Sunday, 9 October 2011

Anatomy of a convert - on the interest of interest

In my last post, I glossed over one extra possibility - that in your sequence of cash payments strung out over a number of back to back time periods (for example your £5 per month over 12 consecutive months), after having received the first payment by the end of the first month, then during the second and subsequent months not only do you earn a return on the £1,000 initially invested, but you also earn interest on the £5 which by rights is now yours.  The presence of this additional method of accruing returns is called compound interest.  The compound moment is the moment when your interest payment comes due and is immediately available to earn interest for you.  The more frequently that compounding occurs, the more valuable its effect.  It can happen not at all (referred to as simple interest), with a certain finite frequency, or in the limit, with infinite frequency.

In all cases I've come across, when you drill down to the most atomic interest payment period, then that interest calculation period is always simple, never compound.  Only when you have a string of two or more interest periods is the possibility of compounding even possible.  So think of all kinds of compounding as the application of simple interest, but with a changed amount of principal at  the start of the later simple interest period.  You can see this clearly from the maths.

Simple interest expressed as an annualised $r$ applied for $t$ years on a nominal £1 amount results in $(1+rt)$ at the end of the period.  So if a bank gives you a promise to return 6% to you for a month, if you give them your £1,000 then you should expect $1000 \times (1+0.06 \times \frac{1}{12})$ back, which is £5.  Compound interest is just this simple interest repeated with a new principal of £1,005.

If you compound $n$ times per year over the period $t$ then your return on £1 for an annualised $r$ will be $(1+\frac{r}{n})^{nt}$  Why not just consider $n$ to be the number of compounding periods, and drop the $t$ - you could, but don't forget the $r$ is usually expressed on an annualised basis, and if you made $n$ be the entire number of compounding periods and $r$ be the full term rate, not an annualised rate, then you'd get the easier to understand equation $(1+\frac{r}{n})^{n}$ and this is clearer because you see it is just the product of $n$ separate applications of a simple interest formula, where the time period simple interest is just $\frac{r}{n}$.   Imagine a juicy deal where you get 100% return annualised, and compounded for $n$ time perdiods as before.  The cash back on £1 would then be $(1+\frac{1}{n})^n$.  Now $\lim_{n\rightarrow \infty}(1+\frac{1}{n})^n = e$, the Euler constant (approximately 2.718).  In other words, something very useful occurs - you get to use $e$ instead of discrete compounding.  Why is this useful - well, as you'll see later, this kind of compounding is often assumed in the academic literature since the operations of integration and differentiation are well understood on $e$ and are noticibly easier to work with than integrations of awkward polynomials.  If you compound more and more frequently you eventually reach a limit.  Compounding in the limit is called continuous compounding.  So if someone gave you that juicy deal of 100% annualised but didn't tell you how often the compounding was, then he's underspecified the contract - since you could be getting anything from £2 to £2.71 back at the end of the year.  Quite a difference.  The moral is, unless you know the degree of compounding on a multi-period interest payment, then the contract is underspecified.

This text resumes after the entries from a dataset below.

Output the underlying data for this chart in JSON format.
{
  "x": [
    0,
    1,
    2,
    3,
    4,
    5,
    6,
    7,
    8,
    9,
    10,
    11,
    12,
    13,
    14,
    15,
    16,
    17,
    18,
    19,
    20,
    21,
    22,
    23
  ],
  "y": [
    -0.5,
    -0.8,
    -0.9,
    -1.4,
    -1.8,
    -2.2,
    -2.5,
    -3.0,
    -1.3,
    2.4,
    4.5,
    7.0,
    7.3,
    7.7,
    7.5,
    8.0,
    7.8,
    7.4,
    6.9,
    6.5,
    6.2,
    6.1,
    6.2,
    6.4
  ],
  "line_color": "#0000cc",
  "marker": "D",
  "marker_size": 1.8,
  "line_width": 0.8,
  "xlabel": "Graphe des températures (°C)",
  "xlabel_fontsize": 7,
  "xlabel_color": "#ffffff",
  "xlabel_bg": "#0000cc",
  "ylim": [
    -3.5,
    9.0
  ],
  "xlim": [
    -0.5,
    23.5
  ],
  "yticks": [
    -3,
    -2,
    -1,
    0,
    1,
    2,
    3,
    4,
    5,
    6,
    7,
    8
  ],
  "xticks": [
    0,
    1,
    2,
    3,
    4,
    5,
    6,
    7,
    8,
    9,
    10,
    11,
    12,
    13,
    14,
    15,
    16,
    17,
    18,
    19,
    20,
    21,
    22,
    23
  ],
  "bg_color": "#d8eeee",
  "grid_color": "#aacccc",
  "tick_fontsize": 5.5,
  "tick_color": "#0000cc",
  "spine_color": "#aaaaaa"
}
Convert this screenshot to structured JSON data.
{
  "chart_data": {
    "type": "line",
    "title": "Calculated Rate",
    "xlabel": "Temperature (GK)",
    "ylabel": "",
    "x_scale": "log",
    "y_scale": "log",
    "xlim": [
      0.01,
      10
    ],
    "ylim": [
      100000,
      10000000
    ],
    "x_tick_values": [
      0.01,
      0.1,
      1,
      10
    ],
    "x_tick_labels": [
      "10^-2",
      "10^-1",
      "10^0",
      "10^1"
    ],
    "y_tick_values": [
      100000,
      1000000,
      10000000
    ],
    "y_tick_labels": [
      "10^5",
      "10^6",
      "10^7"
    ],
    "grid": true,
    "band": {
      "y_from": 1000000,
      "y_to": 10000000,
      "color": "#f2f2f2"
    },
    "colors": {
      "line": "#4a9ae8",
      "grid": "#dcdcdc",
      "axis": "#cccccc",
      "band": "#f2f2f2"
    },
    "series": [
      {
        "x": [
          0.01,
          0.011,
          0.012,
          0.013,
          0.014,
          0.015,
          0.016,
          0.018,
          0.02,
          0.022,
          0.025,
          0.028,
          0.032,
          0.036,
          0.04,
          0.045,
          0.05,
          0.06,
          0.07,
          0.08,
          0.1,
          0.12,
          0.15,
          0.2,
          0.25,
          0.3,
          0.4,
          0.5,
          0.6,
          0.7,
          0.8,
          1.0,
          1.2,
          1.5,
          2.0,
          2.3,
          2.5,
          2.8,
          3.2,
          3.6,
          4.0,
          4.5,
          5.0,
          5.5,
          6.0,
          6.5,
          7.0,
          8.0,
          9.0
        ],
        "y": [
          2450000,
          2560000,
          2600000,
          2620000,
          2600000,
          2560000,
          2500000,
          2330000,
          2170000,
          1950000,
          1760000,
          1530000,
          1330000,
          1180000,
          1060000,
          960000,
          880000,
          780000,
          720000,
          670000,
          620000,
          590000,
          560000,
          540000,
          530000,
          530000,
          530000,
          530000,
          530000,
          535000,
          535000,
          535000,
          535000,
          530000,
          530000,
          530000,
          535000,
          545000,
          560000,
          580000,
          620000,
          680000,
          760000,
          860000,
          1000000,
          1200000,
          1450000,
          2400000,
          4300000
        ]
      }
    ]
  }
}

Continuous compounding will appear again when we talk about yield curves.  Simple interest is more likely to be seen with very short duration kinds of bond - mostly short term government bonds and so-called cash instruments.  Finally, corporate bonds - convertible and otherwise - are often paid out twice a year.  But they go as cash to the bond holder, who's free to do anything they want with the cash - for example re-invest it in this bond, invest it in a so-called risk free government bond, put it in a savings account or stuff it under the mattress, to name but a few.  So in valuing a bond of any kind, this needs to be taken into consideration.

Next up, I'll show different kinds of direct translation from one rate regime to another, all of which will be practically useful when it comes finally to valuing a convertible.